A three-alarm fire tore through parts of the Miccosukee Reservation in the Florida Everglades on Sunday night, destroying family homes, a community center where residents learned sewing and weaving, and a traditional Chickee structure, as well as troves of art and artifacts.
The blaze broke out around 8:40pm on July 27 at the Miccosukee Tiger Camp along the Tamiami Trail. The fire is believed to have been accidental, the Miccosukee Police Department said, but an investigation is still ongoing. No casualties were reported.
Khadijah Cypress, a patchwork artist who led the now-destroyed Creativity Center, lives next door to the camp and said she first saw the flames engulfing resident Mary Jane Cantu’s home on the property.
“I was banging on Mary Jane’s door, yelling out, ‘There’s a fire!’” Cypress told Hyperallergic. As they waited for fire trucks to arrive, her father and other community members rushed to the scene, attempting to put out the blaze. But then Cypress heard the explosions of the propane tanks.
“In my heart, I knew everything was gone at the first pop of that propane tank,” she recounted.

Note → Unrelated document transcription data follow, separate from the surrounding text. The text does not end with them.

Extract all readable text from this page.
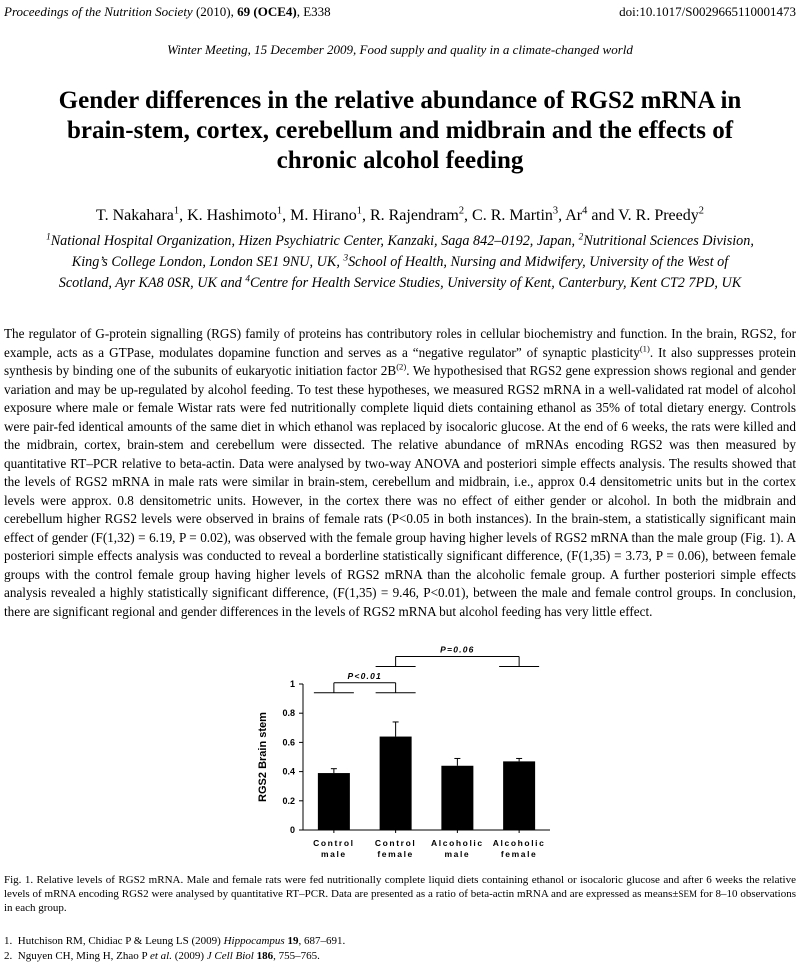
Proceedings of the Nutrition Society (2010), 69 (OCE4), E338	doi:10.1017/S0029665110001473
Winter Meeting, 15 December 2009, Food supply and quality in a climate-changed world
Gender differences in the relative abundance of RGS2 mRNA in brain-stem, cortex, cerebellum and midbrain and the effects of chronic alcohol feeding
T. Nakahara$^1$, K. Hashimoto$^1$, M. Hirano$^1$, R. Rajendram$^2$, C. R. Martin$^3$, Ar$^4$ and V. R. Preedy$^2$
$^1$National Hospital Organization, Hizen Psychiatric Center, Kanzaki, Saga 842–0192, Japan, $^2$Nutritional Sciences Division,
King’s College London, London SE1 9NU, UK, $^3$School of Health, Nursing and Midwifery, University of the West of
Scotland, Ayr KA8 0SR, UK and $^4$Centre for Health Service Studies, University of Kent, Canterbury, Kent CT2 7PD, UK

The regulator of G-protein signalling (RGS) family of proteins has contributory roles in cellular biochemistry and function. In the brain, RGS2, for example, acts as a GTPase, modulates dopamine function and serves as a “negative regulator” of synaptic plasticity$^{(1)}$. It also suppresses protein synthesis by binding one of the subunits of eukaryotic initiation factor $2B^{(2)}$. We hypothesised that RGS2 gene expression shows regional and gender variation and may be up-regulated by alcohol feeding. To test these hypotheses, we measured RGS2 mRNA in a well-validated rat model of alcohol exposure where male or female Wistar rats were fed nutritionally complete liquid diets containing ethanol as 35% of total dietary energy. Controls were pair-fed identical amounts of the same diet in which ethanol was replaced by isocaloric glucose. At the end of 6 weeks, the rats were killed and the midbrain, cortex, brain-stem and cerebellum were dissected. The relative abundance of mRNAs encoding RGS2 was then measured by quantitative RT–PCR relative to beta-actin. Data were analysed by two-way ANOVA and posteriori simple effects analysis. The results showed that the levels of RGS2 mRNA in male rats were similar in brain-stem, cerebellum and midbrain, i.e., approx 0.4 densitometric units but in the cortex levels were approx. 0.8 densitometric units. However, in the cortex there was no effect of either gender or alcohol. In both the midbrain and cerebellum higher RGS2 levels were observed in brains of female rats (P<0.05 in both instances). In the brain-stem, a statistically significant main effect of gender (F(1,32) = 6.19, P = 0.02), was observed with the female group having higher levels of RGS2 mRNA than the male group (Fig. 1). A posteriori simple effects analysis was conducted to reveal a borderline statistically significant difference, (F(1,35) = 3.73, P = 0.06), between female groups with the control female group having higher levels of RGS2 mRNA than the alcoholic female group. A further posteriori simple effects analysis revealed a highly statistically significant difference, (F(1,35) = 9.46, P<0.01), between the male and female control groups. In conclusion, there are significant regional and gender differences in the levels of RGS2 mRNA but alcohol feeding has very little effect.

0
0.2
0.4
0.6
0.8
1
RGS2 Brain stem
Control
male
Control
female
Alcoholic
male
Alcoholic
female
P<0.01
P=0.06
Fig. 1. Relative levels of RGS2 mRNA. Male and female rats were fed nutritionally complete liquid diets containing ethanol or isocaloric glucose and after 6 weeks the relative levels of mRNA encoding RGS2 were analysed by quantitative RT–PCR. Data are presented as a ratio of beta-actin mRNA and are expressed as means±SEM for 8–10 observations in each group.
1. Hutchison RM, Chidiac P & Leung LS (2009) Hippocampus 19, 687–691.
2. Nguyen CH, Ming H, Zhao P et al. (2009) J Cell Biol 186, 755–765.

Cypress said she felt fortunate that the fire did not reach her home and emphasized the urgency of supporting displaced families by donating to the Tiger Camp Relief Fund. In the coming days, Cypress hopes to meet with Tribal members and start a donation pool for the Creativity Center, which was entirely consumed by the blaze, turning everything from beloved designs to decades-old fabrics into ashes.

“I gave seven years of my life to that center. It felt like it was my calling,” Cypress said. “My late grandfather had always told me, ‘Us, as Miccosukees, we have to learn as much as we can about ourselves. Because if you don’t pick up on anything, we’ll lose everything.’”
The project began with her sisters learning how to sew out of a small shed behind their mother’s property. Three sewing machines grew to eight and then 12 as more and more girls came to bead, stitch dolls, weave baskets, and create taweekaache patchwork in the Miccosukee and Seminole traditions. Eventually, Cypress’s grandfather, then the Tribe’s assistant councilman, helped them establish a permanent home in an unused section of the Tiger Camp building. Community members donated any supplies they could get their hands on to help maintain the sewing stations.
“Most people don’t have a lot, but they said, ‘Don’t worry, I got you,’” Cypress recalled. “Now the last piece of showing how much they care is gone. That’s what hurts me the most.”
The fire has left Tribal members heartbroken as they mourn the loss of a multigenerational cultural anchor. Tiger Camp dates back to the times of Buffalo Tiger, the Tribe’s first elected chairman who played a key role in its fight for federal recognition in the 1950s, and the site has a long history as a gathering hub for organizing, according to Betty Osceola, a Tribal member, activist, and educator.

The Miccosukee Tribe recently made headlines for its opposition to the nearby immigrant detention center notoriously dubbed “Alligator Alcatraz” by Florida Governor Ron DeSantis and other Republican lawmakers. Advocates say the prison, which lies just hundreds of feet away from Tribal villages, will be detrimental to the Big Cypress ecosystem and to Miccosukee rituals and ways of life. The Tiger Camp fire comes at an already tenuous moment for the Tribe, which is once again faced with threats to its ecosystem decades after helping lead protests against the construction of an airstrip on what is now the Alligator Alcatraz site in the 1970s.
“The emotional and economic impact will be felt for some time, but the cultural significance that the Tiger Camp has on the history of our Community cannot be understated,” Chairman Talbert Cypress said in a statement shared with Hyperallergic.
“We as a Community have celebrated so many milestones and holidays at the Tiger Camp and have all grown up with fond memories of the original Miccosukee Indian Village,” Chairman Cypress continued, adding that the extent of the damage is still being assessed and requesting privacy for the Tiger family.